The head of the workers’ committee, Oren Caspi, emerged from a meeting with the company on Sunday, immediately announcing a warning strike. The committee had been a vocal opponent of the sale, and Caspi told the media outlet Globes the board was “ignoring and evading us for two weeks.” He said talks had broken down with the company, and the headquarters employees would strike.

Caspi contends FIMI would retain only 120 employees, and Hapag had only committed to opening an R&D center that would take some of Zim’s technology employees. He said more than 800 people could be laid off. He says they were told the acquirers were not willing to commit to employing workers beyond one year, while the workers’ committee was demanding the board secure commitments to protect workers’ rights and jobs.

The Histadrut (General Federation of Labor in Israel) also told Globes it was backing the workers’ committee. "ZIM is not just another company in Israel. It is a strategic asset of the State of Israel, representing a critical link in national security, in the stability of supply, and in the ability to maintain trade by sea even in emergencies.
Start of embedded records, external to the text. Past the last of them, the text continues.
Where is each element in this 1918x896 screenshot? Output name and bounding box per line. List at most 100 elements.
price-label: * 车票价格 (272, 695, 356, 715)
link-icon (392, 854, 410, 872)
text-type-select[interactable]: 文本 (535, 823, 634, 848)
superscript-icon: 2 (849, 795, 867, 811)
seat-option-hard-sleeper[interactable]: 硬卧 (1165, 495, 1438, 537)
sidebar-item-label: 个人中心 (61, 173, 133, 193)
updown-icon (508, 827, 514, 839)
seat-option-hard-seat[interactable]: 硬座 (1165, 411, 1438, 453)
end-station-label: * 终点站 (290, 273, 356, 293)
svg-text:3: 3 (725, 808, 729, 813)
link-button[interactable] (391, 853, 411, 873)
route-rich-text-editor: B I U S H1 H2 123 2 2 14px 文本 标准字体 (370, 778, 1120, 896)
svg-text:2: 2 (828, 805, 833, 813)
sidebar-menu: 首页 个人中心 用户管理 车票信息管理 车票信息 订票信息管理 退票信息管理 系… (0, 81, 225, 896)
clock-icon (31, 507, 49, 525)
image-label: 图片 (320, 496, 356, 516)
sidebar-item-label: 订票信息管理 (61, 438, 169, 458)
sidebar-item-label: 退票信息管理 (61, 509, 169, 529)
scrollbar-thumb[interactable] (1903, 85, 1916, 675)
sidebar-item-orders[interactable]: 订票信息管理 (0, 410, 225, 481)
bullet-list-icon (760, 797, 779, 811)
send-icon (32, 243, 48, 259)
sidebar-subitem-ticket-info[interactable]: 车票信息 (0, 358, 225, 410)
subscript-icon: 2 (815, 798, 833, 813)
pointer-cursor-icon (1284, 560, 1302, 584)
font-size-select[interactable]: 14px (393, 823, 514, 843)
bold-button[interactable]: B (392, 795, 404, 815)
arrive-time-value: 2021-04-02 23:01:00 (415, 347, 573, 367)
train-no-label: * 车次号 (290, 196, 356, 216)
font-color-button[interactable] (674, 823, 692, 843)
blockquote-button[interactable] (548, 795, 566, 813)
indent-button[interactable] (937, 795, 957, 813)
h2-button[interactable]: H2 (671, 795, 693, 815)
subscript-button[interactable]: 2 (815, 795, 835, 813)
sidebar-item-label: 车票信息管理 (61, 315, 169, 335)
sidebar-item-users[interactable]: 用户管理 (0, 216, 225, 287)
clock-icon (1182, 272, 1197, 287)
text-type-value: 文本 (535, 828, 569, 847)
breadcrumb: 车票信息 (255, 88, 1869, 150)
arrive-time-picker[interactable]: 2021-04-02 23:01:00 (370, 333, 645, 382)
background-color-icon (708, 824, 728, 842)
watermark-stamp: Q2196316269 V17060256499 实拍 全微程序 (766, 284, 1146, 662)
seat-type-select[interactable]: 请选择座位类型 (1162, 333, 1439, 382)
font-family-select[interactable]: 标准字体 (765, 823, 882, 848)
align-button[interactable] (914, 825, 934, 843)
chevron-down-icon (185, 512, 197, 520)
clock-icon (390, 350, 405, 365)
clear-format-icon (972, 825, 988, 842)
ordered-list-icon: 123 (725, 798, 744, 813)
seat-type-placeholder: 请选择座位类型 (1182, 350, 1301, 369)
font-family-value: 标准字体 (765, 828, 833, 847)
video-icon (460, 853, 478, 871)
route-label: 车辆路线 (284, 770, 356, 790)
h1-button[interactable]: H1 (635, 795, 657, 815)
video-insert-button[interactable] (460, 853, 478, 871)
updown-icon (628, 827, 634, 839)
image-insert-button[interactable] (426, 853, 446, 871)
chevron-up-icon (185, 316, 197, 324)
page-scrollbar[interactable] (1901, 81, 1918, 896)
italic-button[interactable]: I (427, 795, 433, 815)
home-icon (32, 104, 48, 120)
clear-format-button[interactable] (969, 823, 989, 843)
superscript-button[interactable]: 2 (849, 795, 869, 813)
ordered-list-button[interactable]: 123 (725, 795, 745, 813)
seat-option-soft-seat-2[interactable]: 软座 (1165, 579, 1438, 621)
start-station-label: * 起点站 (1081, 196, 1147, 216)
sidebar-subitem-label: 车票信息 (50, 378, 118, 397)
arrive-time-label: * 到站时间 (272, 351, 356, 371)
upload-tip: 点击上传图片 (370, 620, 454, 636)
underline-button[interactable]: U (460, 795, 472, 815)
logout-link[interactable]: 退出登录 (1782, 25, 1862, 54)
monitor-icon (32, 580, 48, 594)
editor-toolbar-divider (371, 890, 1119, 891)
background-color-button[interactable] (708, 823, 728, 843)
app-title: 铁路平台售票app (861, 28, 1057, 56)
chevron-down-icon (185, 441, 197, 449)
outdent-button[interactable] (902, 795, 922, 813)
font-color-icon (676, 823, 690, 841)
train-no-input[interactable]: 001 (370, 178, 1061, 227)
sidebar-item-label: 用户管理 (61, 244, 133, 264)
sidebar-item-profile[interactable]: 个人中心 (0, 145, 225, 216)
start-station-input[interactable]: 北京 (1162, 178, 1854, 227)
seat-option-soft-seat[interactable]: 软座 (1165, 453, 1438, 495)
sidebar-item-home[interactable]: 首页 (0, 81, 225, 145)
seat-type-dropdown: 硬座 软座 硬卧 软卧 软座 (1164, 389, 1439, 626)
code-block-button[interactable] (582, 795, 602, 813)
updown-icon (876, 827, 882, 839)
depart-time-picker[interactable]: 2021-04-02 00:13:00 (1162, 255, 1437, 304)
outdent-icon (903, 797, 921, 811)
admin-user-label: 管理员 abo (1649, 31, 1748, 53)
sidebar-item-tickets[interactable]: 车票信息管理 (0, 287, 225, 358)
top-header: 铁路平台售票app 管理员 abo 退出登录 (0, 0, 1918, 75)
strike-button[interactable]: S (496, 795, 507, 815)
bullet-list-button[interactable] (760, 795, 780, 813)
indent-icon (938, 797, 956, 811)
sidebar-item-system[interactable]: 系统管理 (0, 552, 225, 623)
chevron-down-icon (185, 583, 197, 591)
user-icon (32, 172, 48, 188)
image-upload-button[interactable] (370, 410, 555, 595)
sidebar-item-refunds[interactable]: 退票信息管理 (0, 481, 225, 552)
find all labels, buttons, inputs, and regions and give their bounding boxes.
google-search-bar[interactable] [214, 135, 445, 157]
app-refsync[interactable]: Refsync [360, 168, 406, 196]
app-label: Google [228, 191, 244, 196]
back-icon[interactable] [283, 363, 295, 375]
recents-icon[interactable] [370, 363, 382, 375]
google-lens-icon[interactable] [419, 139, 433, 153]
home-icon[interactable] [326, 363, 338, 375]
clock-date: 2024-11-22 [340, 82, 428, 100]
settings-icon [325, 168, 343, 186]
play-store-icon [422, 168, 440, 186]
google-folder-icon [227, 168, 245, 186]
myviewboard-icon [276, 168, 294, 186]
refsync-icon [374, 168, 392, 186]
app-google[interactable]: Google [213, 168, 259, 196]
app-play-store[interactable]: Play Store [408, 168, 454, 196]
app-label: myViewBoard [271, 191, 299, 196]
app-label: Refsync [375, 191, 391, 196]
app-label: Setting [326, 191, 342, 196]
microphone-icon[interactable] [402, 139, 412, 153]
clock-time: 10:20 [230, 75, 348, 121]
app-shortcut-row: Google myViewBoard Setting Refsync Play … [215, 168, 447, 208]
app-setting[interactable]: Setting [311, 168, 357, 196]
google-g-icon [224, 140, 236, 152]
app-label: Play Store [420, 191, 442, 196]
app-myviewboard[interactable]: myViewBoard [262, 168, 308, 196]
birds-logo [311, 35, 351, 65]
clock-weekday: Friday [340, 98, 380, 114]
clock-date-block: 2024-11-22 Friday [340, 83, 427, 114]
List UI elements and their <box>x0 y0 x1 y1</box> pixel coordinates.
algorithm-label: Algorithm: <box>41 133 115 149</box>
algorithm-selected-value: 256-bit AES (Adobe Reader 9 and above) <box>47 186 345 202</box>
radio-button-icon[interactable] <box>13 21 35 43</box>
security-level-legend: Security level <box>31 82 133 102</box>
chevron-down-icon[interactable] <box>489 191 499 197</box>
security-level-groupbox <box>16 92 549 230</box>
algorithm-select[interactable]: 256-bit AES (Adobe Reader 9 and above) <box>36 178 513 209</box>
Any harm to the stability of the company or to its employees means harm to the national interest of the State of Israel.”

The Mayor of Haifa, Yona Yahav, echoed a similar sentiment, saying Zim would no longer be part of the Israeli economy while citing the significance to the economy and security of Israel. Yahav called the deal “problematic,” saying it could harm national security and lead to the dismissal of workers.

The Administration of Shipping and Ports Director Zadok Redker called the deal an “existential threat,” speaking to the news outlet CTech. They are forecasting that the transaction could “have far-reaching consequences for Israel’s maritime sector if completed.”

They are saying the new Zim “would effectively become a small, local shipping company without global deployment or critical mass.” They point to the expected significant downturn in liner shipping, saying the new company would be significantly smaller and weaker, while noting that if it could not sustain operations, it would require billions in investments and seven to ten years to reestablish the company.

The sale of Zim requires regulatory approval, review by Israel under the Special State Share, and approval from the shareholders. Hapag-Lloyd said the deal is expected to close by late 2026, and until then, the companies would operate independently as competitors.